- Directed by: William Clemens
- Screenplay by: Richard Weil Joel Malone
- Based on: Forty Whacks by Daniel Mainwaring
- Produced by: William Jacobs
- Starring: Jane Wyman Jerome Cowan Faye Emerson
- Cinematography: Henry Sharp
- Edited by: Doug Gould
- Music by: William Lava
- Production company: Warner Bros. Pictures
- Distributed by: Warner Bros. Pictures
- Release date: September 9, 1944;
- Running time: 72 minutes
- Country: United States
- Language: English

= Crime by Night =

1944 Hollywood crime film

Crime by Night is a 1944 American crime film directed by William Clemens starring Jane Wyman, Jerome Cowan and Faye Emerson. It tells the story of Sam Campbell (Jerome Cowan) and his secretary Robbie Vance (Jane Wyman), who take a vacation and uncover a murder.

==Plot==
Larry Borden's career as a concert pianist ends when a dispute with wealthy father-in-law Harvey Carr winds up with Larry's hand being chopped off by an ax. Carr is found dead from a blow by an ax, and Larry is sure to be the prime suspect. He hires New York detective Sam Campbell and his secretary-partner Robbie Vance. Harvey's daughter (and Larry's ex-wife), Irene, also turns up, along with another dead body, the estate's handyman.
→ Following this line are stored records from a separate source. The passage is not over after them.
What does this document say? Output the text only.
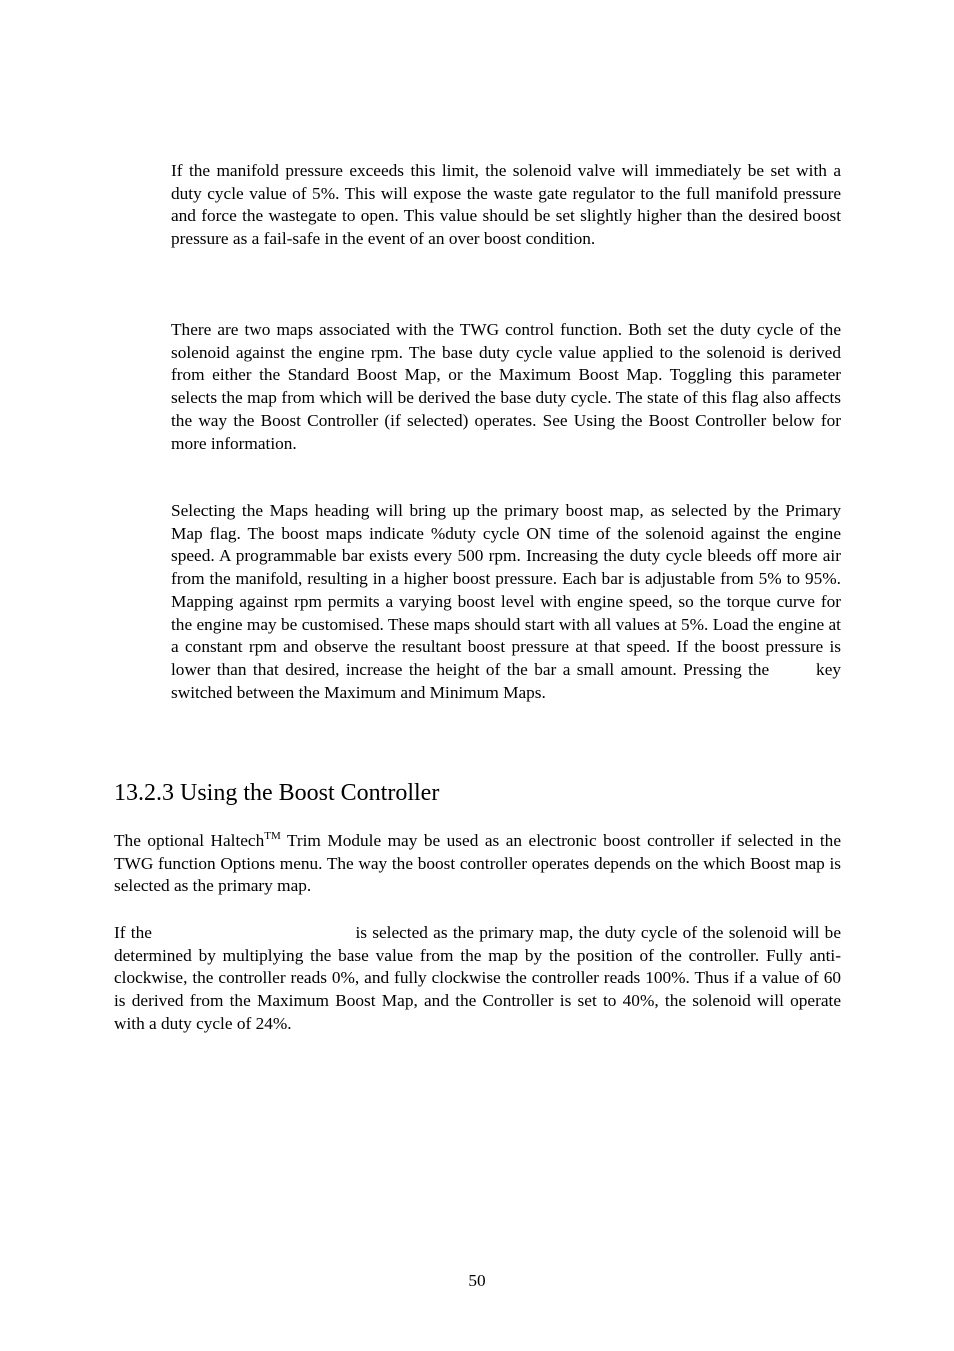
If the manifold pressure exceeds this limit, the solenoid valve will immediately be set with a duty cycle value of 5%. This will expose the waste gate regulator to the full manifold pressure and force the wastegate to open. This value should be set slightly higher than the desired boost pressure as a fail-safe in the event of an over boost condition.

There are two maps associated with the TWG control function. Both set the duty cycle of the solenoid against the engine rpm. The base duty cycle value applied to the solenoid is derived from either the Standard Boost Map, or the Maximum Boost Map. Toggling this parameter selects the map from which will be derived the base duty cycle. The state of this flag also affects the way the Boost Controller (if selected) operates. See Using the Boost Controller below for more information.

Selecting the Maps heading will bring up the primary boost map, as selected by the Primary Map flag. The boost maps indicate %duty cycle ON time of the solenoid against the engine speed. A programmable bar exists every 500 rpm. Increasing the duty cycle bleeds off more air from the manifold, resulting in a higher boost pressure. Each bar is adjustable from 5% to 95%. Mapping against rpm permits a varying boost level with engine speed, so the torque curve for the engine may be customised. These maps should start with all values at 5%. Load the engine at a constant rpm and observe the resultant boost pressure at that speed. If the boost pressure is lower than that desired, increase the height of the bar a small amount. Pressing the	key switched between the Maximum and Minimum Maps.

13.2.3 Using the Boost Controller

The optional Haltech™ Trim Module may be used as an electronic boost controller if selected in the TWG function Options menu. The way the boost controller operates depends on the which Boost map is selected as the primary map.

If the	is selected as the primary map, the duty cycle of the solenoid will be determined by multiplying the base value from the map by the position of the controller. Fully anti-clockwise, the controller reads 0%, and fully clockwise the controller reads 100%. Thus if a value of 60 is derived from the Maximum Boost Map, and the Controller is set to 40%, the solenoid will operate with a duty cycle of 24%.

50
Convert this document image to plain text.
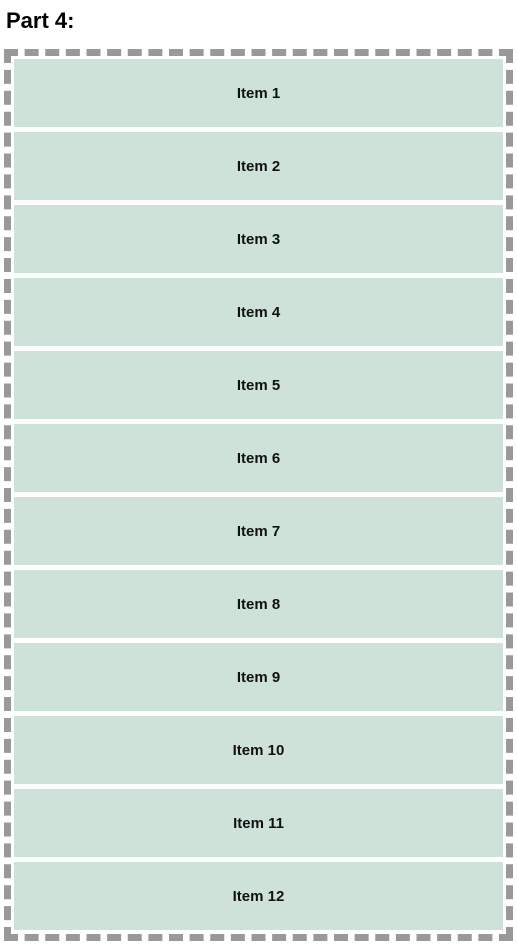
Part 4:
Item 1
Item 2
Item 3
Item 4
Item 5
Item 6
Item 7
Item 8
Item 9
Item 10
Item 11
Item 12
Irene is now engaged to Paul Goff, a singer, who has an agent, Ann Marlow. A theory develops that Carr's death involved a wartime spy ring and a chemical plant he owned, and Goff is implicated. Goff is the next murder victim, though. Sam and Robbie eventually deduce that Ann is the actual spy. They solve the case and save Larry, freeing them to return to New York.

==Cast==
- Jane Wyman as Robbie Vance
- Jerome Cowan as Sam Campbell
- Faye Emerson as Ann Marlow
- Charles Lang as Paul Goff
- Eleanor Parker as Irene Carr
- Stuart Crawford as Larry Borden
- Cy Kendall as Sheriff Max Ambers
- Charles C. Wilson as District Attorney Hyatt

==Production==
The film was based on the novel Forty Whacks by Geoffrey Homes. In December 1941 Warners announced they would film it as a vehicle for Humphrey Bogart instead of a sequel to The Maltese Falcon.